Thomasville Times Enterprise

February 8, 2011

Winning isn't everything

Randy Young
CNHI

— I’ve been a football fan all my life and have called football games on the radio for the better part of 30 years. I know how important it is to win, especially in the Southeastern Conference, unquestionably the most dominant football league in the universe.

The Georgia Bulldogs’ most recent season wasn’t one most UGA fans will want to remember. The year ended with the first losing record of head coach Mark Richt’s career and, predictably, many Georgia fans were calling for him to be fired.

We’ve all seen coaches screaming at the top of their lungs at their players, many of them cursing with every other word. And, of course, some of them get away with it because they win on the field more than they lose, so their fans put their hands over their eyes and ears and say that it’s all OK.

A devout Christian, Richt has never been a screamer or a cusser. But some “experts” even criticized him for those aspects this year, saying that “top” coaches never bring their religion into play, that intensity and winning should be their primary focus. Basically, because he is a coach who prefers to let his actions speak louder than his words, he has been a target of criticism.

I want to share a little story with you that illustrates clearly there should be much more considered than whether or not he is winning more often than he is losing that measures the worth of a coach — and a man.

Three weeks ago, James Eunice of Valdosta went duck hunting on a big lake in Lowndes County called Ocean Pond. A 17-year old senior at Valdosta High School, Eunice was a talented baseball player who had already been accepted at the University of Georgia.
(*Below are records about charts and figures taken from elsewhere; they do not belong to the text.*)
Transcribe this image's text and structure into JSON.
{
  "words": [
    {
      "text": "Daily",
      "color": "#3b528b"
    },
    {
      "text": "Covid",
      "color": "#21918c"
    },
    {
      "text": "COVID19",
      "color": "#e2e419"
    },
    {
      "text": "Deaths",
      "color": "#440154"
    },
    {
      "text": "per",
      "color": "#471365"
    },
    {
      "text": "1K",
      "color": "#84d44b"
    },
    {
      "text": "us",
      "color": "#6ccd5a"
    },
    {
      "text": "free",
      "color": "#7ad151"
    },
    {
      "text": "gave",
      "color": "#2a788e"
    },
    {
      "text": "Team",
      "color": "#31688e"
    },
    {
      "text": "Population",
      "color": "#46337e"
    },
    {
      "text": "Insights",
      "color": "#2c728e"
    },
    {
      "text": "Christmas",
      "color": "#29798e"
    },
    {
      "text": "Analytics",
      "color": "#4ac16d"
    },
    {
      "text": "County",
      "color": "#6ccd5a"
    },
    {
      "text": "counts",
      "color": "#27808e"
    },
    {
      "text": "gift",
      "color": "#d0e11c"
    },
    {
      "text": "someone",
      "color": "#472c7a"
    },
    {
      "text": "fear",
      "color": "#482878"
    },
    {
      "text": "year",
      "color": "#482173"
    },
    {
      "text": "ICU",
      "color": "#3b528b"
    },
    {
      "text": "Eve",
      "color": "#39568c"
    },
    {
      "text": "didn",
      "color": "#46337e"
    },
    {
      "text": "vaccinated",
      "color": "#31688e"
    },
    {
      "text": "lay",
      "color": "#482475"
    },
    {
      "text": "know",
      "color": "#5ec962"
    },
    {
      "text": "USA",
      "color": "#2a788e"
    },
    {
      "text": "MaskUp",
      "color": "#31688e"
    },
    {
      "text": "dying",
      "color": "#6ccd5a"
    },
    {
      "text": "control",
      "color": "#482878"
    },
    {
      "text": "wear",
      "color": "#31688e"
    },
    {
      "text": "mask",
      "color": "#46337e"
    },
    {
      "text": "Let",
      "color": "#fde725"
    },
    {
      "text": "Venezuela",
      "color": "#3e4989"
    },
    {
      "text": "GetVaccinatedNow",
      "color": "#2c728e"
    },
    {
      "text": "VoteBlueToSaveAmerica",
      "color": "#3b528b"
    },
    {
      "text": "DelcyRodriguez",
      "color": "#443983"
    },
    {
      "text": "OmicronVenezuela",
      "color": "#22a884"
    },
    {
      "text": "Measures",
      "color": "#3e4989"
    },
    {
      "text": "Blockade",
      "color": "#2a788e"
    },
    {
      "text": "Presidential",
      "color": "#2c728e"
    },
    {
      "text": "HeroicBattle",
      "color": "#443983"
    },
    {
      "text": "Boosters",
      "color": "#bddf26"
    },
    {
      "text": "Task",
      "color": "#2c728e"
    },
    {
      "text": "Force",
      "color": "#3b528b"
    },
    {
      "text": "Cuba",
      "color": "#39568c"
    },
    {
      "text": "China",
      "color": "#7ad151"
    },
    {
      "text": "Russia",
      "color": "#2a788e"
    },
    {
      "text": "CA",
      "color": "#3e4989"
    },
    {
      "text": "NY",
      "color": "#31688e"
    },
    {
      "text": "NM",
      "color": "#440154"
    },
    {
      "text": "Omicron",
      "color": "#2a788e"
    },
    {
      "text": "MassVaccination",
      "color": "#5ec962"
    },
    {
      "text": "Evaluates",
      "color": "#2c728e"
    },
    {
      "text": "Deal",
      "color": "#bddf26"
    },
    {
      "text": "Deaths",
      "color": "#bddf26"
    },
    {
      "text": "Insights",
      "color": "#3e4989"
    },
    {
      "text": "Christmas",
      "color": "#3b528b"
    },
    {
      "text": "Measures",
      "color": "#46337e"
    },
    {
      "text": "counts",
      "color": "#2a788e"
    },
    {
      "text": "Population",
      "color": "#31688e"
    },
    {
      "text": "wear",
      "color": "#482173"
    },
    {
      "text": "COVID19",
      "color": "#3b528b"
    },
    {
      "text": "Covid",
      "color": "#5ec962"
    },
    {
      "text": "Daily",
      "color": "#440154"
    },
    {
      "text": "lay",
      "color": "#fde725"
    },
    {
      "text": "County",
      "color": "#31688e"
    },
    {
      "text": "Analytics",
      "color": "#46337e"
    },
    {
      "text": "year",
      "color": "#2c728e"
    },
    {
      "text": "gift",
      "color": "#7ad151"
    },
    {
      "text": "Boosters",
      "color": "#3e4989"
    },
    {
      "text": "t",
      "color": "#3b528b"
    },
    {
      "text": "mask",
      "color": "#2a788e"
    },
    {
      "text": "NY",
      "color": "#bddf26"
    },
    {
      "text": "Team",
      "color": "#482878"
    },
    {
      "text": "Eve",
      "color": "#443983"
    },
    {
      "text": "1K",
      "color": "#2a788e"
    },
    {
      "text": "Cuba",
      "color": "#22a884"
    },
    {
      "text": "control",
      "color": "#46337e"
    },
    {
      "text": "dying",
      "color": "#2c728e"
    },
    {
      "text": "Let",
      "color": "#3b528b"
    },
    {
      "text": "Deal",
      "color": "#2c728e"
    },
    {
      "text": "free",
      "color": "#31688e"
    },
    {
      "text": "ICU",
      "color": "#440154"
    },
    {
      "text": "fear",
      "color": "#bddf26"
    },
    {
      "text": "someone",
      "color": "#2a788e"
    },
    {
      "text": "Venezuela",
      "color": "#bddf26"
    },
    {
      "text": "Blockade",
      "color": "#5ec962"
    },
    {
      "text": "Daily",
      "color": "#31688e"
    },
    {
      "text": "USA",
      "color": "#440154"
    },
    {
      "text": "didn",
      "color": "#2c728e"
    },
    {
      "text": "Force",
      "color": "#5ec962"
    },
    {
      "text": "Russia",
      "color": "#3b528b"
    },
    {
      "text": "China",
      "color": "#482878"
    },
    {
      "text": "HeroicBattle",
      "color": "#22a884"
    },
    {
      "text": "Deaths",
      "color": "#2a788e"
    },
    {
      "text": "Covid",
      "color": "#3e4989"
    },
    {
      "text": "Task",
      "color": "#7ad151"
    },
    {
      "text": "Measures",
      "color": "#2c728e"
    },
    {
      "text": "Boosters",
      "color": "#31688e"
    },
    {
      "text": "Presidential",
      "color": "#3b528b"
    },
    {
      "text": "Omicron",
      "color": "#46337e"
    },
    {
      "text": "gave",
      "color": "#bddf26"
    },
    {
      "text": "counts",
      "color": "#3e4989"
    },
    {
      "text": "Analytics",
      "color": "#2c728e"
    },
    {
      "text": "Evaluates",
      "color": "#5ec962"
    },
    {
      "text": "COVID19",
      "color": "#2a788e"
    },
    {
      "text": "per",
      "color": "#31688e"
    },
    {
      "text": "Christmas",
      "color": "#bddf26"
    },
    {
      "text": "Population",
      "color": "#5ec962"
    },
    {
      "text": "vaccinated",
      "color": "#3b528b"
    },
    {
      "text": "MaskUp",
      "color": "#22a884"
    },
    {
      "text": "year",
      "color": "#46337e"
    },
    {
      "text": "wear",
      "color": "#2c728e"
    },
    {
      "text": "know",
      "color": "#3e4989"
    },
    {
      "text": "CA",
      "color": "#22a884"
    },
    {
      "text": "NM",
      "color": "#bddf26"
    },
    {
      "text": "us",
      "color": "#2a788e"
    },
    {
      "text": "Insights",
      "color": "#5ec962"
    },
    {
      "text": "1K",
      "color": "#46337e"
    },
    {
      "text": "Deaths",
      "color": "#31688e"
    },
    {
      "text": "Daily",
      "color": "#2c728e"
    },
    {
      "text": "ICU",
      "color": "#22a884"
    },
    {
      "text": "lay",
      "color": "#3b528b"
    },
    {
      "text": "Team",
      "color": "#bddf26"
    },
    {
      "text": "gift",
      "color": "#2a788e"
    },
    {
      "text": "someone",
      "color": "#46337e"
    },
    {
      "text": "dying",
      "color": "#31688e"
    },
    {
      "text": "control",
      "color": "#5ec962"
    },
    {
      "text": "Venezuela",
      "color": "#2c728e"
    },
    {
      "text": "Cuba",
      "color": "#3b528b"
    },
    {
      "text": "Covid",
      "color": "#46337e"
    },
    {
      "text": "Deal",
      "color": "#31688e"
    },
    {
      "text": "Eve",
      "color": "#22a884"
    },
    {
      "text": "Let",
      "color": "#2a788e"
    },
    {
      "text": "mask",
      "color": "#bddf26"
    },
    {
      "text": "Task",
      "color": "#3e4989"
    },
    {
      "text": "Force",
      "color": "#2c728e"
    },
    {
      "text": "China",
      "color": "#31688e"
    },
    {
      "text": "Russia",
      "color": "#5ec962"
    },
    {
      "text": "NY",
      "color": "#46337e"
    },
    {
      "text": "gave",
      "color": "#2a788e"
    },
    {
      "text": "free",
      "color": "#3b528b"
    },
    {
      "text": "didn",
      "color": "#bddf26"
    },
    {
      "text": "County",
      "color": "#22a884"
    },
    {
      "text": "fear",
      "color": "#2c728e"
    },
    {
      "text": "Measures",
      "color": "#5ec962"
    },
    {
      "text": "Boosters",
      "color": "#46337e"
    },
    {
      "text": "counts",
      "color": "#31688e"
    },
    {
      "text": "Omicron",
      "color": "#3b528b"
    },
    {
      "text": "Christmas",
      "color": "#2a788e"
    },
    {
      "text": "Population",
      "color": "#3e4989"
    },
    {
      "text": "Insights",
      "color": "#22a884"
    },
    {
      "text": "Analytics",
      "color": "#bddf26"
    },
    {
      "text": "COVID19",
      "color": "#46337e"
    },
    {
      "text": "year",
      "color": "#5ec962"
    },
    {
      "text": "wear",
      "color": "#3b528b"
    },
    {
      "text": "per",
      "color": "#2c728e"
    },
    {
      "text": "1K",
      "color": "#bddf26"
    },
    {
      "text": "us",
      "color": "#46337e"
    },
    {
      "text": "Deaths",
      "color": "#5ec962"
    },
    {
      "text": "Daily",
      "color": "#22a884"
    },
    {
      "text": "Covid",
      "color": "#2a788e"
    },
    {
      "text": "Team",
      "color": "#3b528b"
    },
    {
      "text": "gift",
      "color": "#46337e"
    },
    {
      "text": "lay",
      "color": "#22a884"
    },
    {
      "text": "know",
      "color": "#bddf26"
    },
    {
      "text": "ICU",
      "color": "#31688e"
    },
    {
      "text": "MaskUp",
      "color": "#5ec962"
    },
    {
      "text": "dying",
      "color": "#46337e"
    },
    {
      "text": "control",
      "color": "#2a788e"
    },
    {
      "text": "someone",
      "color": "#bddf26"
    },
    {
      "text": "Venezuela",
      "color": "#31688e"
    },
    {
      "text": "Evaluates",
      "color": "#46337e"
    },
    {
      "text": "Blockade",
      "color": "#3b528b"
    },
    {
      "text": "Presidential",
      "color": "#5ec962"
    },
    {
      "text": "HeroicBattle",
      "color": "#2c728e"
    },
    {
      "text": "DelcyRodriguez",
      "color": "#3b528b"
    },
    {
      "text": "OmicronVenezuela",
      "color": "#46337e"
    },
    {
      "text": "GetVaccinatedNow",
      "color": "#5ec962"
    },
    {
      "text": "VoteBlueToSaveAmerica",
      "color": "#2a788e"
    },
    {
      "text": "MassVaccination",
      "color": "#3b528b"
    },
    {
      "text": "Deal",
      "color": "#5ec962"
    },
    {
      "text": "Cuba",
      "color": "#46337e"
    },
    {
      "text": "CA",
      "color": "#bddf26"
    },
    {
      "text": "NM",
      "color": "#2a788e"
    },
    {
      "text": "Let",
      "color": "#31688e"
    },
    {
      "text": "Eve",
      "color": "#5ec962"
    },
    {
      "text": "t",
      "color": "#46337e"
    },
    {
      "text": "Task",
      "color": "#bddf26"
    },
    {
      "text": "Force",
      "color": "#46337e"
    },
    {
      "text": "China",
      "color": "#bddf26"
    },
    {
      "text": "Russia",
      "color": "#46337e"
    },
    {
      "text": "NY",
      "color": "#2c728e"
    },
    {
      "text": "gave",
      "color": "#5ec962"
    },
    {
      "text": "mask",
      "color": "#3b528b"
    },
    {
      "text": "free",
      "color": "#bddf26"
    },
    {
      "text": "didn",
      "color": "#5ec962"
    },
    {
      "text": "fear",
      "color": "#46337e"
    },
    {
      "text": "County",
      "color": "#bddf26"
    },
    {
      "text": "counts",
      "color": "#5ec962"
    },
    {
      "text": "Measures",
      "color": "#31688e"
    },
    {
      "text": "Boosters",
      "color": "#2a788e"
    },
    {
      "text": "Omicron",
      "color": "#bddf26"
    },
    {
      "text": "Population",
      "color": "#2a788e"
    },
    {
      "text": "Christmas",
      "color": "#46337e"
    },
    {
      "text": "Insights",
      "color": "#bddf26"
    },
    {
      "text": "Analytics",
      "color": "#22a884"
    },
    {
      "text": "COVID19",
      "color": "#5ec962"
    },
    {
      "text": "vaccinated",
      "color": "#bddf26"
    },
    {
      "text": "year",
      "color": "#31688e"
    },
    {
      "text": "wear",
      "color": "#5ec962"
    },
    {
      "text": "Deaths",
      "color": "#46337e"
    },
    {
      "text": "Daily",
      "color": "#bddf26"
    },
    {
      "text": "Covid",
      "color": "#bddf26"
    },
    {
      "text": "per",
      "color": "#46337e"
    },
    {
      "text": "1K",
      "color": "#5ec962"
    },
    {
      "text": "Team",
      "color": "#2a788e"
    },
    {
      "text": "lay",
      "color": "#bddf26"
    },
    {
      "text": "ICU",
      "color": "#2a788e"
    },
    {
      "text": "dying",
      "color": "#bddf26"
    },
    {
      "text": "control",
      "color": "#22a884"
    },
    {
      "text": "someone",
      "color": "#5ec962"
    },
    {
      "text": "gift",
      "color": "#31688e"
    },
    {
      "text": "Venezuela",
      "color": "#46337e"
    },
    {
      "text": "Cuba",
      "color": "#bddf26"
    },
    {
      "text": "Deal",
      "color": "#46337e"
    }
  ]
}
But as talented he was on the baseball diamond, Eunice was more passionate about football. He was an emotional leader on the most recent edition of Valdosta’s legendary Wildcats football team. And even though he wasn’t a star on the gridiron, his desire made him determined to be a part of the Bulldogs football team once he got to Athens.

So with that dream in his mind and burning in his heart, Eunice had written Richt a letter that spelled out his plan to walk on at UGA in the fall and be a Dawg.

At some point while on the before mentioned hunt, Eunice apparently fell out of his boat and drowned. His body was recovered on Jan. 31, and his funeral was held this past Saturday.

The Valdosta community was stunned. For a bright, young life so full of potential to be snuffed out so prematurely, lives across the board were shaken from their foundations.

For the last two years, Eunice’s Wildcats football teammate, Jay Rome, was one of the most highly recruited players in the nation. While all of the confusion and despair about Eunice was going on, Rome was one of the top players who committed to the University of Georgia. At the memorial service for his friend, Rome spoke. As part of his message, Rome read a personal letter written to the family from Richt.

Mind you, this was a letter written during perhaps the busiest period of the year for big-time college coaches — a time when they are crisscrossing the nation recruiting those players that will be the lifeblood of their programs for the coming years. For weeks at a time, they don’t see their own families while trying to convince top football players in every nook and cranny across America to come to their schools.

In the letter, the Bulldogs head coach opened up about his own heartbreak in learning of Eunice’s passing and also offered his most sincere prayers for the family. He also shared how he had been contacted by Eunice about his plans to walk on the Bulldogs football squad.

Richt stated that Eunice’s name had been added to the teams’ roster and he had officially “made the team.” The family was then presented an official UGA jersey emblazoned with "EUNICE" across the back, and “23” — the number Eunice wore at Valdosta.

Those gathered at the funeral for James Eunice stood, applauded — and cried.

I know if you are a head football coach at a major university you are supposedly paid to win. I understand that ultimately championships and such are your measuring stick, and that just goes with the territory.

But any human being who believes that any victory on the football field could be more important than what Richt just did for the family of a young man whose life ended much too soon needs to take a long look in a mirror.

Like football, life isn’t a game that should be solely measured by whether or not you lose or win. Rather, it should be measured by how you play the game and whether or not God’s rules are at the center of your performance, both on and off the field.

Coach, thank you for the reminder of that fact, one too many of us forget far too conveniently.